The plane clocked an average speed of 80 kilometres an hour.
Solar Impulse 2 arrives in Abu Dhabi on Tuesday.
The pilots used oxygen tanks to breathe at high altitude and wore suits specially designed to cope with the extreme conditions.
They have had to withstand temperatures inside the tiny cockpit ranging from minus 20 degrees to plus 35 degrees C.
Piccard has said he launched the project in 2003 to show that renewable energy "can achieve the impossible".
His dream has taken much longer than planned. The attempt was initially expected to last five months, including 25 days of actual flying.
But the aircraft was grounded in July last year when its solar-powered batteries suffered problems halfway through the trip.
'Really exhausting'
The project was also beset by bad weather and illness, which forced Piccard to delay the final leg.
While in the air, the pilot was constantly in contact with mission control in Monaco, where a team of weathermen, mathematicians and engineers monitored the route and prepared flight strategies.
A psychiatrist who made the first non-stop balloon flight around the world in 1999, Piccard had warned the last leg would be difficult because of the high temperatures.
"It's been two hours now I'm flying into high up and down drafts.

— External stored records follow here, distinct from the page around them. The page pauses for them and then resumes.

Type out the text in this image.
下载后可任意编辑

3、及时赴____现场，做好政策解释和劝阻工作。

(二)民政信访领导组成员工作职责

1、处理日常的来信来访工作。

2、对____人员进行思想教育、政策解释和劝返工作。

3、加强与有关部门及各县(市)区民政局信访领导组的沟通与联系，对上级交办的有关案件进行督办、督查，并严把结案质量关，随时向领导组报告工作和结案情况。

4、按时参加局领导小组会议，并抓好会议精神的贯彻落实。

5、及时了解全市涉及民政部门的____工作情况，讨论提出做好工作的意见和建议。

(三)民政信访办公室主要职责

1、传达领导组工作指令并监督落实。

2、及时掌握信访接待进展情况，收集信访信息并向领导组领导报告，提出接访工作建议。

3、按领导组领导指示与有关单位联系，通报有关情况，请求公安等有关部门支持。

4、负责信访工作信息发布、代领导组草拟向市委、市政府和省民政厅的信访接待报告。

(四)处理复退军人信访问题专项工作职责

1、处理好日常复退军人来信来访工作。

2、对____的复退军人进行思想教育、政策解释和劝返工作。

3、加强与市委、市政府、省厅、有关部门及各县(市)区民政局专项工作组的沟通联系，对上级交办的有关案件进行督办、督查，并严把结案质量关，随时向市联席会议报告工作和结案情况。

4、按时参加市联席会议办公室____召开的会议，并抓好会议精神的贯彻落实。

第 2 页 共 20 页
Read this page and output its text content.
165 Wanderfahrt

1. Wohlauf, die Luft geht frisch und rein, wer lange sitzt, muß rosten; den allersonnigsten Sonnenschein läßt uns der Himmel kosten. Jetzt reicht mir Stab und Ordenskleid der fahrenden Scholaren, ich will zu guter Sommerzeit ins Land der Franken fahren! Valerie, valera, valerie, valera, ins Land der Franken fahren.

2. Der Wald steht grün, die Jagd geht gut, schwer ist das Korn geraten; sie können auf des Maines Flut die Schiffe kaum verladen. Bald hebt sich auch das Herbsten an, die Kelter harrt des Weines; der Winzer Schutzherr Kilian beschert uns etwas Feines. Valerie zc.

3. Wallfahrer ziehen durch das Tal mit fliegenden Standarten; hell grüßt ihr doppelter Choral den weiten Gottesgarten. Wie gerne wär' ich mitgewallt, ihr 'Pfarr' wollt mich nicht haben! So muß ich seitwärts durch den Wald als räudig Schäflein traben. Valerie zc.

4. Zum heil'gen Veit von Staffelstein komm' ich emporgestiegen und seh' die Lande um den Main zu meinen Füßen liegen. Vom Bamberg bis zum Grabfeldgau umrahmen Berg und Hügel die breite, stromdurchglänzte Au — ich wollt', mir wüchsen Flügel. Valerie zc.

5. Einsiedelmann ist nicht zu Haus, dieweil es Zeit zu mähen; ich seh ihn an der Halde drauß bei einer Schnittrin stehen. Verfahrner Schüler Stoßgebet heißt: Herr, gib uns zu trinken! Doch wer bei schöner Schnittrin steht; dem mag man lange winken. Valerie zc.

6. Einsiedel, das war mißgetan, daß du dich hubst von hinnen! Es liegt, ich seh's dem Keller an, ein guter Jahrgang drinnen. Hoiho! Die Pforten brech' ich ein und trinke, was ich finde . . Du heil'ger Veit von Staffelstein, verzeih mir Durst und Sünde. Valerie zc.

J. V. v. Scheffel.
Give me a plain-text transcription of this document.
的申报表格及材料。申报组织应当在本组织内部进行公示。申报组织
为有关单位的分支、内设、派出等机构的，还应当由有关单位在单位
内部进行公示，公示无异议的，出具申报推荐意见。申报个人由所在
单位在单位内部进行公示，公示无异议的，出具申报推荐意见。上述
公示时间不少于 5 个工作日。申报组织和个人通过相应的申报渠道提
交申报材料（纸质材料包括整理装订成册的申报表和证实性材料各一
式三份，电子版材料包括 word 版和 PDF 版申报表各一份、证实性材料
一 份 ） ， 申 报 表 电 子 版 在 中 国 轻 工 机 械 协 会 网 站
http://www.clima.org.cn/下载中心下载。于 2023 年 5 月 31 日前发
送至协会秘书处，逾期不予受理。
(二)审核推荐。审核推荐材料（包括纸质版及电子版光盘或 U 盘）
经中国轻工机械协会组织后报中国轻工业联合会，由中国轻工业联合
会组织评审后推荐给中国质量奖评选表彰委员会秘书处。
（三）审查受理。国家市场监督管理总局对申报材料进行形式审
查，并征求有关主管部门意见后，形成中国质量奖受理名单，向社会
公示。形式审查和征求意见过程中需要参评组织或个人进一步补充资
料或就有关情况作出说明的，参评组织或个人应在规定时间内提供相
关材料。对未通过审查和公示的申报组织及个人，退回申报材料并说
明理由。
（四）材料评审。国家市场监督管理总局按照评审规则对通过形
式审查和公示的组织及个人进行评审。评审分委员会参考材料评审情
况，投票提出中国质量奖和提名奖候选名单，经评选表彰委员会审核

And I can't even drink. It's really exhausting," he tweeted on Sunday.
But he did not show signs of fatigue when he landed.
"It was a project that was very difficult, a lot of people doubted we could do it, so of course for the team it's fantastic but also for all the people who believe in clean technologies," Piccard told reporters after landing.
While the pilots do not expect commercial solar-powered planes any time soon, they hope the project will help spur wider progress in clean energy.
"We can hardly believe that we made it. It's still a little bit like in a dream. We have to realise that it's the reality," Piccard said.
"Now the trip around the world has been done, and there is one thing less that is impossible in the world," he added.